“In that international context, it would make people question whether or not the process is being upheld”
Uncovered during Senate estimates, Birmingham blocked 11 humanities projects recommended by the Australian Research Council last financial year, totalling $4.2m. The moves have since been branded as “political interference” and “reprehensible” by stakeholders.
Under the current system, the ARC reviews and recommends funding proposals to the education minister which the minister can deny without reason or public notification.

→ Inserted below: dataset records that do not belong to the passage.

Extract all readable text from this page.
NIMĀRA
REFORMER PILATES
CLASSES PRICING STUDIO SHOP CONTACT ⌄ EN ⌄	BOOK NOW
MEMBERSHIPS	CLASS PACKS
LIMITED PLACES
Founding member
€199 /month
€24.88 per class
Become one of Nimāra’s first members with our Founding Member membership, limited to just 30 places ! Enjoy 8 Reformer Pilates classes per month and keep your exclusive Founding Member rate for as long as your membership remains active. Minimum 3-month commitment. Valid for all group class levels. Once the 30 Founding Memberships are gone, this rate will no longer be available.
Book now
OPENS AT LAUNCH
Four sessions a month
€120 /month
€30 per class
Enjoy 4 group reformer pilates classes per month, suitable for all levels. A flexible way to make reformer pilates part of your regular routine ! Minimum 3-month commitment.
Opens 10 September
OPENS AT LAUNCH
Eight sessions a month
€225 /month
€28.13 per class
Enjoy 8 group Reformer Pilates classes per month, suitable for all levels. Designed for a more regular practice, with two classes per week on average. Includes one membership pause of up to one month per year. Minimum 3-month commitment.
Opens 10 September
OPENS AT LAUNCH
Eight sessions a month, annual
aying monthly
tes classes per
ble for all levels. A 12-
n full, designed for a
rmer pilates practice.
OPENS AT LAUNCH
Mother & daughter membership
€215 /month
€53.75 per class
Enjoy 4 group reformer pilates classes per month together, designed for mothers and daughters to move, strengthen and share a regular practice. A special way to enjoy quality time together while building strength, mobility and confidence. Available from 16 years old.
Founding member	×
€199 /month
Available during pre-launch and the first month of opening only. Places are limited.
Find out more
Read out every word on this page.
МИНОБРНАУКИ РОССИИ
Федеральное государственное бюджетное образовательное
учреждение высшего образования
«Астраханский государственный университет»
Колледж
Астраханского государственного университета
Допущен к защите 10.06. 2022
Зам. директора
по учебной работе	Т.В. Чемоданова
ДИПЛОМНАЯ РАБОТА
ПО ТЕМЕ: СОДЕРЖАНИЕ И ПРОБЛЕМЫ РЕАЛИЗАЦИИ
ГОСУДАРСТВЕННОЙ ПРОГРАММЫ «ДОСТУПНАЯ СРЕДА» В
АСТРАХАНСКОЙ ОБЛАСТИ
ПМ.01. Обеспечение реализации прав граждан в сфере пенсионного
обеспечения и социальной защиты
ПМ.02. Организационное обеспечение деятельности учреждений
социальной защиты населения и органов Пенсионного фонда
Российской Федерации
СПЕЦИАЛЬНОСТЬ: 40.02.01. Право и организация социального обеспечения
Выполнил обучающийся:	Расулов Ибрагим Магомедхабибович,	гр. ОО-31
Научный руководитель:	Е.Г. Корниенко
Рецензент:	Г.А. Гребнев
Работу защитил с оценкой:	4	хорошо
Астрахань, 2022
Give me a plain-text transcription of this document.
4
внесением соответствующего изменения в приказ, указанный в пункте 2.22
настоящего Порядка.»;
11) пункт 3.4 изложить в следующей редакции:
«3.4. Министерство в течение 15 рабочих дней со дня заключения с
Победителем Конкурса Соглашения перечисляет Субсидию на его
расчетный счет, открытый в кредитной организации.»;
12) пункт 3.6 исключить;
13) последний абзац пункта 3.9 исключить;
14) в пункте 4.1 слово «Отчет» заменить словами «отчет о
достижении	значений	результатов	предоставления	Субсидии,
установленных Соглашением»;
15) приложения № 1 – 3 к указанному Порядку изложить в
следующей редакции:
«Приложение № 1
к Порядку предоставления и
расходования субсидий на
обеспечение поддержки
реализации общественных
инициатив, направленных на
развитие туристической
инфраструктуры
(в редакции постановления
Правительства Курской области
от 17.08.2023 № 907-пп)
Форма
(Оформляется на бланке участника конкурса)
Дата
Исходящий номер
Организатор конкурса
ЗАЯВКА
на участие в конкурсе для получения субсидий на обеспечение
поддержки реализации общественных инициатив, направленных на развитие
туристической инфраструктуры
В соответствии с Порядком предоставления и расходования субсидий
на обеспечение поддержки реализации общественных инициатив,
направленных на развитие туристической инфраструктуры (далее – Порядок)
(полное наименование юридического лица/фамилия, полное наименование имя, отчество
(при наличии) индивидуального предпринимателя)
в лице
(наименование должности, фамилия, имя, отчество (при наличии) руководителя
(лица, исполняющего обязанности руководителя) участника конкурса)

The last time that occurred, however, was over a decade ago.
While it is within the minster’s right to deny funding, Group of Eight chief executive Vicki Thomson said doing so undermined the peer-review system and damaged Australia’s international reputation.
“What it does is it shines the wrong light on our processes in an international context,” she said.
“When you’ve got what appears to be… overt political influence on that process, I think in that international context, it would make people question whether or not the process is being upheld, because clearly, in this case, it isn’t.”
Speaking with The PIE News, Thomson called on the government to “follow its own advice” when asking for universities to increase their transparency amid a growing political debate over free speech on campuses.
“We think it clearly is base politics, and if the former minister would like to explain why or tell us that it’s not and explain to us why, then we’d be happy to hear,” she said.
“Ministers have no place meddling in these procedures”
In an open letter from Universities Australia, all 39 universities have also condemned Birmingham’s decision, saying a “ministerial veto decision in the research grants system erodes global confidence… and our reputation for research excellence”.
UA chief executive Catriona Jackson questioned the credibility of Birmingham denying funding recommendations made by ARC which is a government-appointed entity.
“You don’t expect the federal sports minister to choose Australia’s Olympic team,” she said.
“Our world-leading researchers depend on an impartial system that funds research on the basis of merit – this is why we rely on the competitive peer-review system to fund the highest quality applications.”
Birmingham has defended his decision, saying the money was spent on other research projects.
“I‘m pretty sure most Australian taxpayers preferred their funding to be used for research other than spending $223,000 on projects like “Post orientalist arts of the Strait of Gibraltar”,” he wrote.
His comments received further criticism from stakeholders, who accused the now trade, tourism and investment minister of belittling the humanities and undermining their value to the broader community.
“I‘m pretty sure most Australian taxpayers preferred their funding to be used for [other] research”
The revelation of the 11 projects has also brought to light which researchers were affected, all of whom were not aware the former education minister had intervened on their proposals.
At least one of the researchers, Mark Steven, who submitted a grant proposal of $335,000 for “Red Hollywood: Communist Style Before the Blacklist, 1917-1950” at the University of New South Wales, has subsequently moved overseas because of the denial.
“Ministers have no place meddling in these procedures,” he said.
“They have no expertise in that with which they are interfering, and doing so amounts to the gross breach of an already compromised sense of intellectual autonomy – which is necessary if research is to retain its critical function.”
Steven, who is now a lecturer at the University of Essex in the UK, told The PIE the denials had “very real, human effects” and the international move had put hardships on his family.
“Securing that grant would have been a way of staying in Australia, where [my wife and I] were born, raised, educated, and where we worked,” he said.
“Instead, an international move was undertaken through extreme economic and emotional turbulence, felt all the more acutely by a working-class family.”
Tensions have been high between the federal government and universities after a funding freeze in late 2017, about which Birmingham said universities should be “embarrassed” if they were unable to find a “meagre 1.5% of efficiencies”.